And there she is, marching down the hallway. After all that: Juliet Sykes on a mission.
In a second the despair, the hopelessness, the sense of forgetting things or missing the point somehow, all gets transformed into rage. When she sees Lindsay she stops and opens her mouth, going straight into her “you’re a bitch” routine, but I don’t even let the first word escape from her mouth before I’m charging forward, grabbing her arm, and half dragging her backward down the hallway. She’s too surprised to fight me.

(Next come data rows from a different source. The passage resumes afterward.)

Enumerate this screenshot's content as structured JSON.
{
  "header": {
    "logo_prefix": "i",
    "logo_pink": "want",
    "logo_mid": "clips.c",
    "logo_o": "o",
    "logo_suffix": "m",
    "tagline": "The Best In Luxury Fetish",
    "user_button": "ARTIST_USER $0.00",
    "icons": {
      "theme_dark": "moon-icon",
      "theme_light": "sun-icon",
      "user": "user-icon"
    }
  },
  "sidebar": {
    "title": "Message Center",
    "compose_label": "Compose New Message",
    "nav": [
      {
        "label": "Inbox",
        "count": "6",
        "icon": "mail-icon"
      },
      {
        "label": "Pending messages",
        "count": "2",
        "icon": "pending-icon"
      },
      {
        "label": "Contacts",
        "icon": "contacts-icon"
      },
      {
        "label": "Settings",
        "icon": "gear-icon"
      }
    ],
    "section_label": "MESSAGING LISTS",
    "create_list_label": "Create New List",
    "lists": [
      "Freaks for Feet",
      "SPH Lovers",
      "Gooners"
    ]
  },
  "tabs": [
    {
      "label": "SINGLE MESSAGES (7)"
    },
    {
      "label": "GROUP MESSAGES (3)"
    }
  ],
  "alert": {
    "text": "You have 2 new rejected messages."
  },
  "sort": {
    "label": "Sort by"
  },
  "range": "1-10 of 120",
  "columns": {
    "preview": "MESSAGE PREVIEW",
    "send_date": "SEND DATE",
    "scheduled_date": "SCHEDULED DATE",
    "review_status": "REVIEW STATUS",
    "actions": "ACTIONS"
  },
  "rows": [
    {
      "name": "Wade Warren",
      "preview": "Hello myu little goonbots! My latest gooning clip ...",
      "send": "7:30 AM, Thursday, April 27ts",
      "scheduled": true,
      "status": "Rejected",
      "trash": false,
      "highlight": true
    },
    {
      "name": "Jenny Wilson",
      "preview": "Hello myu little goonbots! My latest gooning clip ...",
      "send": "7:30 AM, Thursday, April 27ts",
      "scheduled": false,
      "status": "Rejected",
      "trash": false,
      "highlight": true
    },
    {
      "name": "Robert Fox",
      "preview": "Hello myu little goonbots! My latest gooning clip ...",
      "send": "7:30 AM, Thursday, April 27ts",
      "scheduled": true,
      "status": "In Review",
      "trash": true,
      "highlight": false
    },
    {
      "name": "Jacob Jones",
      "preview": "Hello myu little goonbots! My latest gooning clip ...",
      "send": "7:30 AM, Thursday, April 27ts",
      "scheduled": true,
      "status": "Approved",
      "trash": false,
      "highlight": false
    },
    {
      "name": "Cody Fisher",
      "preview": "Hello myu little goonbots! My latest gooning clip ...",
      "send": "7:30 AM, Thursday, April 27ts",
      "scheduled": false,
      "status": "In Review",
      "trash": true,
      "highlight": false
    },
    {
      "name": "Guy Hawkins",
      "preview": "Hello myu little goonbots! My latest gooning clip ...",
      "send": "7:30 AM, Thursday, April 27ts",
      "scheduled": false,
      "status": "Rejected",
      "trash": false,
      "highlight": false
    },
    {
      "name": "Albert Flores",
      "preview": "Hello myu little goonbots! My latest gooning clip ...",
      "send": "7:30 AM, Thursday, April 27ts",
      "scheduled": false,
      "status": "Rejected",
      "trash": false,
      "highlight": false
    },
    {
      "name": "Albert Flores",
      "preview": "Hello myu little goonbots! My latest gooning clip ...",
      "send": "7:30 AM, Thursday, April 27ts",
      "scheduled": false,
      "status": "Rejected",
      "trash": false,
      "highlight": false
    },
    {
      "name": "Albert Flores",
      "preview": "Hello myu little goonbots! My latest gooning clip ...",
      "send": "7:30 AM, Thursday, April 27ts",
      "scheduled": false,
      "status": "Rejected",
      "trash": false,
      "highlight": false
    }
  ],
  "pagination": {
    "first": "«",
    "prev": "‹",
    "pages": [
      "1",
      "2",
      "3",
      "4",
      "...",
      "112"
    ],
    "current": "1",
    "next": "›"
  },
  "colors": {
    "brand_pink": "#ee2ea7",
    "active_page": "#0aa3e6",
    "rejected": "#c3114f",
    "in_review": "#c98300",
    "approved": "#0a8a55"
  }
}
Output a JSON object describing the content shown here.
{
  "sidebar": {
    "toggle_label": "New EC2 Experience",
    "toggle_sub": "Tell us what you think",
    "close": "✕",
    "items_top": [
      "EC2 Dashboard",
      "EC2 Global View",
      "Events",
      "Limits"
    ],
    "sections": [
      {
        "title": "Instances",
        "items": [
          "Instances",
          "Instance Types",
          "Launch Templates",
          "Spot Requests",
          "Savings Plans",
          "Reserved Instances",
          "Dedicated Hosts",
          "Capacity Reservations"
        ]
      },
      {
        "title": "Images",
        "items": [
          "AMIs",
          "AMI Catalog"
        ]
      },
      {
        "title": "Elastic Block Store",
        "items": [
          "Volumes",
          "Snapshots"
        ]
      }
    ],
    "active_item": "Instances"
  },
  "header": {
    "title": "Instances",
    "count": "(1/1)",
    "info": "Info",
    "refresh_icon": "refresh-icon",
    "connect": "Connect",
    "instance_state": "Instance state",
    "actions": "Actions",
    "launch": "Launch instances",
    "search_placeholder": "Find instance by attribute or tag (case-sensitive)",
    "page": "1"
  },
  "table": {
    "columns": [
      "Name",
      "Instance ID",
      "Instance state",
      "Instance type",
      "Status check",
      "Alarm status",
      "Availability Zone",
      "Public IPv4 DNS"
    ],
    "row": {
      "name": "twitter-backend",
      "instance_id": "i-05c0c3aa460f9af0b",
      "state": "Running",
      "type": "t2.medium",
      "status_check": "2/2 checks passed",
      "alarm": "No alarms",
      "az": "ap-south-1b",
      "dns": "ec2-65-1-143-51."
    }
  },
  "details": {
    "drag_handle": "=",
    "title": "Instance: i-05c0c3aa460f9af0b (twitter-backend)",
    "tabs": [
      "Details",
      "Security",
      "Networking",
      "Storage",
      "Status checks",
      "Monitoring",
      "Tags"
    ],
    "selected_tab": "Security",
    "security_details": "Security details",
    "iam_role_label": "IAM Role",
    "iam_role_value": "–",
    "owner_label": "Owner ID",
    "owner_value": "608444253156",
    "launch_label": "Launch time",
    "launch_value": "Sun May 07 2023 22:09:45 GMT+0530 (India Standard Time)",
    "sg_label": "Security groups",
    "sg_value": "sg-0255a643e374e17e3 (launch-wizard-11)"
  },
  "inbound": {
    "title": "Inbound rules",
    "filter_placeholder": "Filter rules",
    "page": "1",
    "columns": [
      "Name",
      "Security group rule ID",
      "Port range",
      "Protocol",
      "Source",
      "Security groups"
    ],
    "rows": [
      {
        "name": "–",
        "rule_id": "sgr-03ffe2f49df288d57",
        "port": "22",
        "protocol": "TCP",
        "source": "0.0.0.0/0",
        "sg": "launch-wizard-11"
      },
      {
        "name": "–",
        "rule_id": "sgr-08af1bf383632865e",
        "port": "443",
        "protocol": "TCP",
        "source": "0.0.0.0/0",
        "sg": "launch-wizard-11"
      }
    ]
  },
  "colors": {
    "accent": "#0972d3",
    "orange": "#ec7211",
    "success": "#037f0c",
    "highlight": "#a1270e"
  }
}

I pull her into the nearest bathroom—“Out,” I order two girls who are primping in front of the mirror—and slam the door and lock it. When I turn around to face her she’s staring at me like I’m the psychopath.
“What are you doing?”
She must misunderstand my question. “It’s a party,” she says with soft insistence. When she’s not busy freaking out and calling me a bitch she has a nice voice, musical like Elody’s. “I’m allowed to be here like everybody else.”
“No.” I shake my head, pressing fingers to my temples to keep them from pounding. “I mean, what are you really doing? Why are you here?”
Her eyes flutter to the doorknob behind me. I move over so it’s wedged into my lower back. If she wants to get out, she’ll have to move me out of the way.
Apparently she doesn’t like her chances, because she takes a long, slow breath. “I came to tell you something. You, and Lindsay, and Elody, and Ally.”
“Oh, yeah? What’s that?”
“You’re a bitch,” she says quietly, not like an accusation at all, more like something she’s sorry about.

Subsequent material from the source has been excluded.